TRPV4 functional status in cystic cells regulates cystogenesis in autosomal recessive polycystic kidney disease during variations in dietary potassium

Mechanosensitive TRPV4 channel plays a dominant role in maintaining [Ca²⁺]_i homeostasis and flow-sensitive [Ca²⁺]_i signaling in the renal tubule. Polycystic kidney disease (PKD) manifests as progressive cyst growth due to cAMP-dependent fluid secretion along with deficient mechanosensitivity and impaired TRPV4 activity.
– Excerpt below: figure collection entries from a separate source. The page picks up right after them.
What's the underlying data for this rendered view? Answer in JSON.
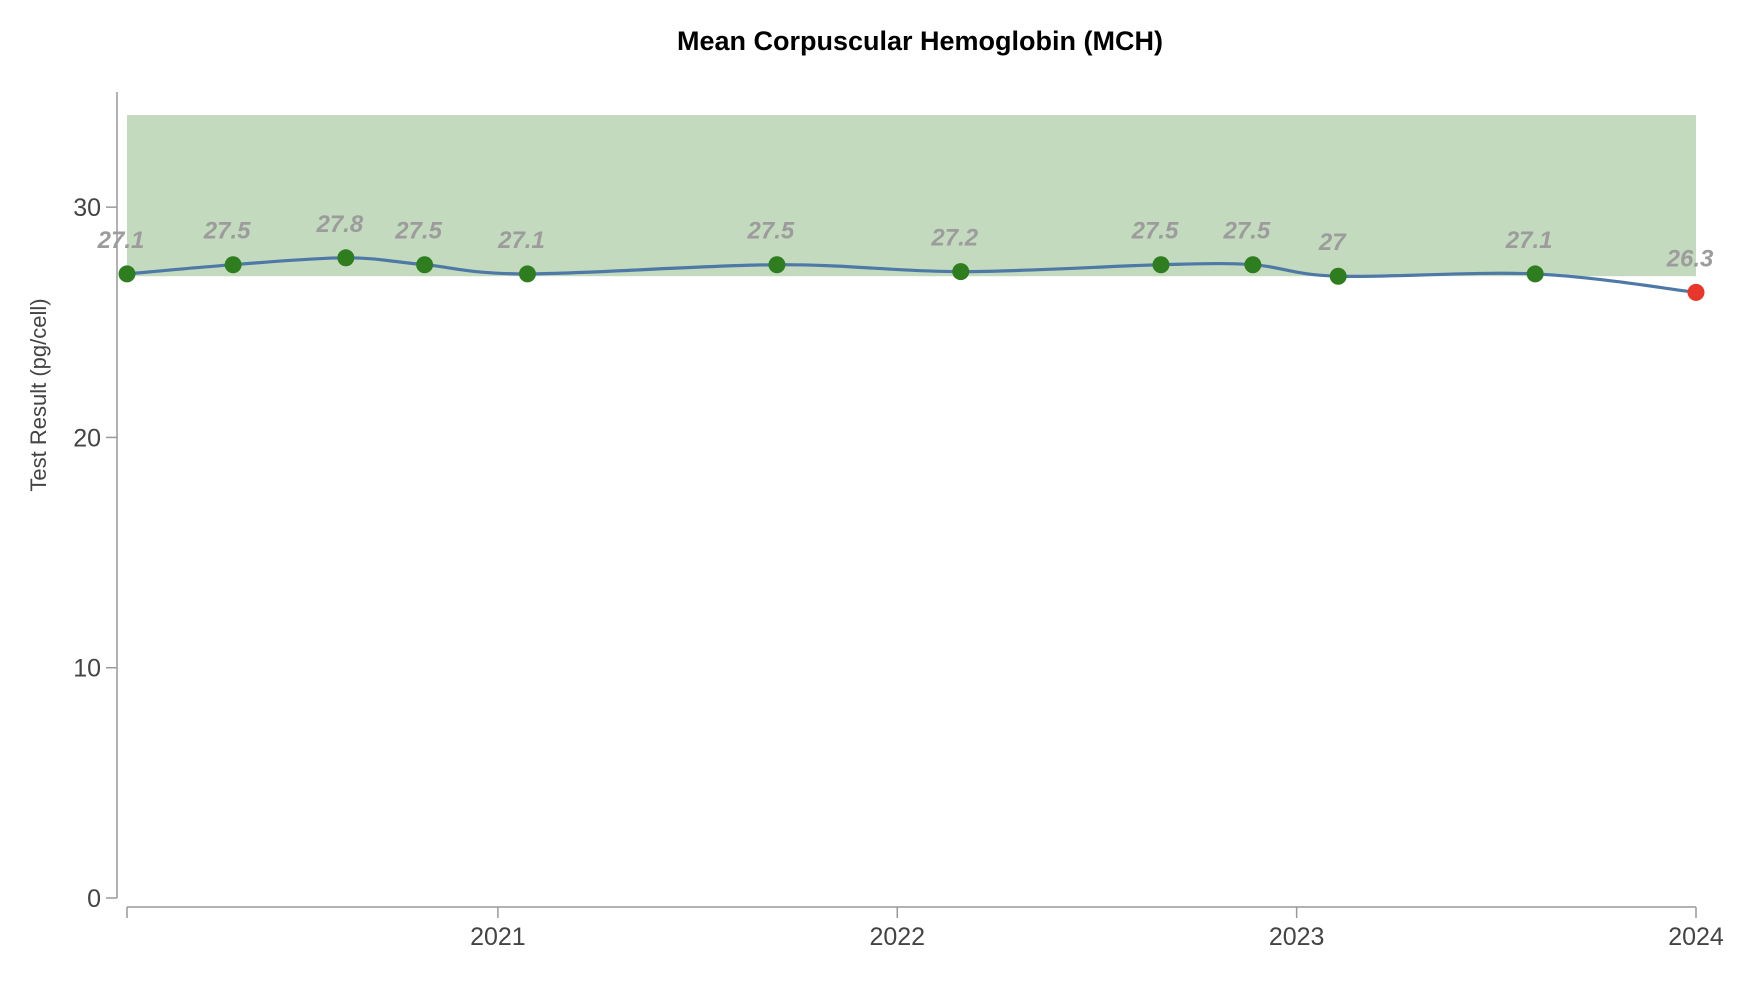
{
  "chart_data": {
    "type": "line",
    "title": "Mean Corpuscular Hemoglobin (MCH)",
    "xlabel": "",
    "ylabel": "Test Result (pg/cell)",
    "ylim": [
      0,
      35
    ],
    "yticks": [
      0,
      10,
      20,
      30
    ],
    "xlim": [
      "2020-01-28",
      "2024-01-01"
    ],
    "xticks": [
      {
        "date": "2021-01-01",
        "label": "2021"
      },
      {
        "date": "2022-01-01",
        "label": "2022"
      },
      {
        "date": "2023-01-01",
        "label": "2023"
      },
      {
        "date": "2024-01-01",
        "label": "2024"
      }
    ],
    "reference_range": {
      "low": 27,
      "high": 34,
      "color": "#c4dabe"
    },
    "line_color": "#4e79a7",
    "normal_color": "#2e7d1e",
    "abnormal_color": "#e8362b",
    "grid": false,
    "series": [
      {
        "points": [
          {
            "date": "2020-01-28",
            "value": 27.1,
            "label": "27.1",
            "status": "normal"
          },
          {
            "date": "2020-05-04",
            "value": 27.5,
            "label": "27.5",
            "status": "normal"
          },
          {
            "date": "2020-08-15",
            "value": 27.8,
            "label": "27.8",
            "status": "normal"
          },
          {
            "date": "2020-10-26",
            "value": 27.5,
            "label": "27.5",
            "status": "normal"
          },
          {
            "date": "2021-01-28",
            "value": 27.1,
            "label": "27.1",
            "status": "normal"
          },
          {
            "date": "2021-09-13",
            "value": 27.5,
            "label": "27.5",
            "status": "normal"
          },
          {
            "date": "2022-02-28",
            "value": 27.2,
            "label": "27.2",
            "status": "normal"
          },
          {
            "date": "2022-08-30",
            "value": 27.5,
            "label": "27.5",
            "status": "normal"
          },
          {
            "date": "2022-11-22",
            "value": 27.5,
            "label": "27.5",
            "status": "normal"
          },
          {
            "date": "2023-02-08",
            "value": 27,
            "label": "27",
            "status": "normal"
          },
          {
            "date": "2023-08-07",
            "value": 27.1,
            "label": "27.1",
            "status": "normal"
          },
          {
            "date": "2024-01-01",
            "value": 26.3,
            "label": "26.3",
            "status": "abnormal"
          }
        ]
      }
    ]
  }
}
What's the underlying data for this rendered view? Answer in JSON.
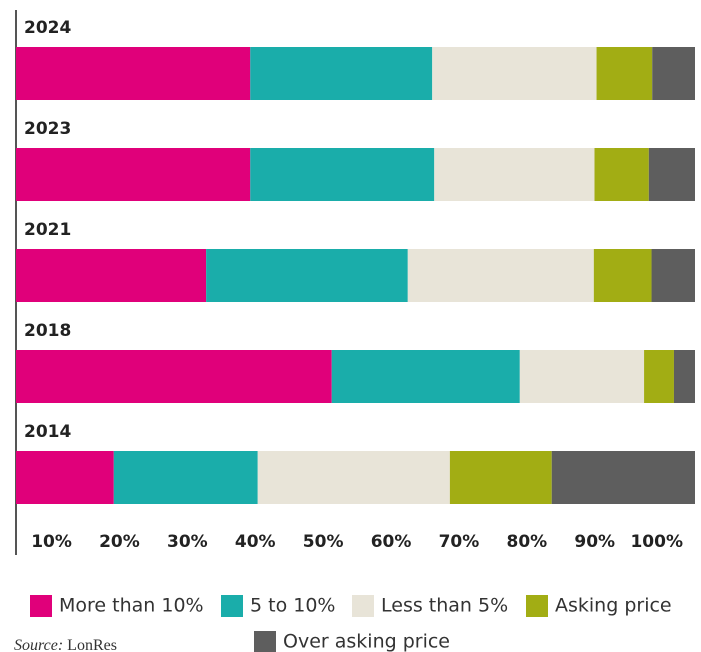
{
  "chart_data": {
    "type": "stacked-bar-horizontal",
    "categories": [
      "2024",
      "2023",
      "2021",
      "2018",
      "2014"
    ],
    "series": [
      {
        "name": "More than 10%",
        "color": "#e0007a",
        "values": [
          34.5,
          34.5,
          28.0,
          46.5,
          14.4
        ]
      },
      {
        "name": "5 to 10%",
        "color": "#1aadaa",
        "values": [
          26.8,
          27.1,
          29.7,
          27.7,
          21.2
        ]
      },
      {
        "name": "Less than 5%",
        "color": "#e8e4d8",
        "values": [
          24.2,
          23.6,
          27.4,
          18.3,
          28.3
        ]
      },
      {
        "name": "Asking price",
        "color": "#a2ad14",
        "values": [
          8.2,
          8.0,
          8.5,
          4.4,
          15.0
        ]
      },
      {
        "name": "Over asking price",
        "color": "#5e5e5e",
        "values": [
          6.3,
          6.8,
          6.4,
          3.1,
          21.1
        ]
      }
    ],
    "xlim": [
      0,
      100
    ],
    "xticks": [
      {
        "value": 10,
        "label": "10%"
      },
      {
        "value": 20,
        "label": "20%"
      },
      {
        "value": 30,
        "label": "30%"
      },
      {
        "value": 40,
        "label": "40%"
      },
      {
        "value": 50,
        "label": "50%"
      },
      {
        "value": 60,
        "label": "60%"
      },
      {
        "value": 70,
        "label": "70%"
      },
      {
        "value": 80,
        "label": "80%"
      },
      {
        "value": 90,
        "label": "90%"
      },
      {
        "value": 100,
        "label": "100%"
      }
    ],
    "grid": false,
    "legend": "bottom",
    "source_label": "Source:",
    "source": "LonRes"
  }
}
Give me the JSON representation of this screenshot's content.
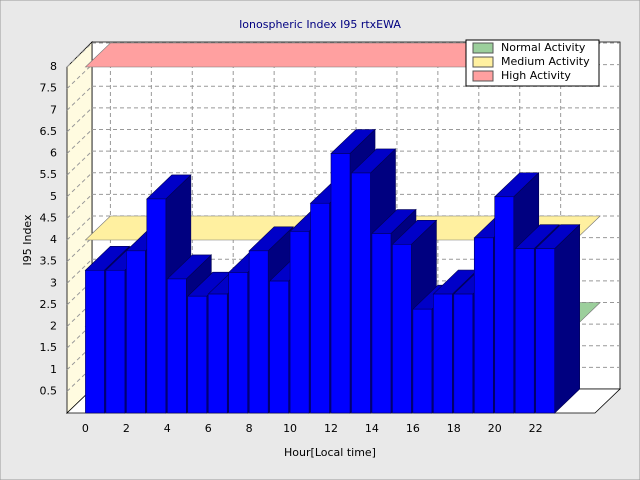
{
  "chart_data": {
    "type": "bar3d",
    "title": "Ionospheric Index I95 rtxEWA",
    "x_label": "Hour[Local time]",
    "y_label": "I95 Index",
    "x": [
      0,
      1,
      2,
      3,
      4,
      5,
      6,
      7,
      8,
      9,
      10,
      11,
      12,
      13,
      14,
      15,
      16,
      17,
      18,
      19,
      20,
      21,
      22
    ],
    "values": [
      3.3,
      3.3,
      3.75,
      4.95,
      3.1,
      2.7,
      2.75,
      3.25,
      3.75,
      3.05,
      4.2,
      4.85,
      6.0,
      5.55,
      4.15,
      3.9,
      2.4,
      2.75,
      2.75,
      4.05,
      5.0,
      3.8,
      3.8
    ],
    "color": "#0000ff",
    "xlim": [
      -0.9,
      24.9
    ],
    "xticks": [
      0,
      2,
      4,
      6,
      8,
      10,
      12,
      14,
      16,
      18,
      20,
      22
    ],
    "ylim": [
      0,
      8
    ],
    "yticks": [
      0.5,
      1,
      1.5,
      2,
      2.5,
      3,
      3.5,
      4,
      4.5,
      5,
      5.5,
      6,
      6.5,
      7,
      7.5,
      8
    ],
    "grid": true,
    "legend": "top-right",
    "thresholds": [
      {
        "name": "Normal Activity",
        "color": "#9ccf9c",
        "value": 2
      },
      {
        "name": "Medium Activity",
        "color": "#fff0a0",
        "value": 4
      },
      {
        "name": "High Activity",
        "color": "#ffa0a0",
        "value": 8
      }
    ]
  }
}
Here, we tested how regulation of renal TRPV4 function by dietary K⁺ intake modulates the rate of cystogenesis and mechanosensitive [Ca²⁺]_i signaling in cystic cells of PCK453 rats, a homologous model of human autosomal recessive PKD (ARPKD). One month treatment with both high KCl (5% K⁺) and KB/C (5% K⁺ with bicarbonate/citrate) diets significantly increased TRPV4 levels when compared to control (0.9% K⁺). High KCl diet caused an increased TRPV4-dependent Ca²⁺ influx, and partial restoration of mechanosensitivity in freshly isolated monolayers of cystic cells. Unexpectedly, high KB/C diet induced an opposite effect by reducing TRPV4 activity and worsening [Ca²⁺]_i homeostasis. Importantly, high KCl diet decreased cAMP, whereas high KB/C diet further increased cAMP levels in cystic cells (assessed as AQP2 distribution). At the systemic level, high KCl diet fed PCK453 rats had significantly lower kidney-to-bodyweight ratio and reduced cystic area. These beneficial effects were negated by a concomitant administration of an orally active TRPV4 antagonist, GSK2193874, resulting in greater kidney weight, accelerated cystogenesis, and augmented renal injury. High KB/C diet also exacerbated renal manifestations of ARPKD, consistent with deficient TRPV4 activity in cystic cells. Overall, we demonstrate that TRPV4 channel activity negatively regulates cAMP levels in cystic cells thus attenuating (high activity) or accelerating (low activity) ARPKD progression.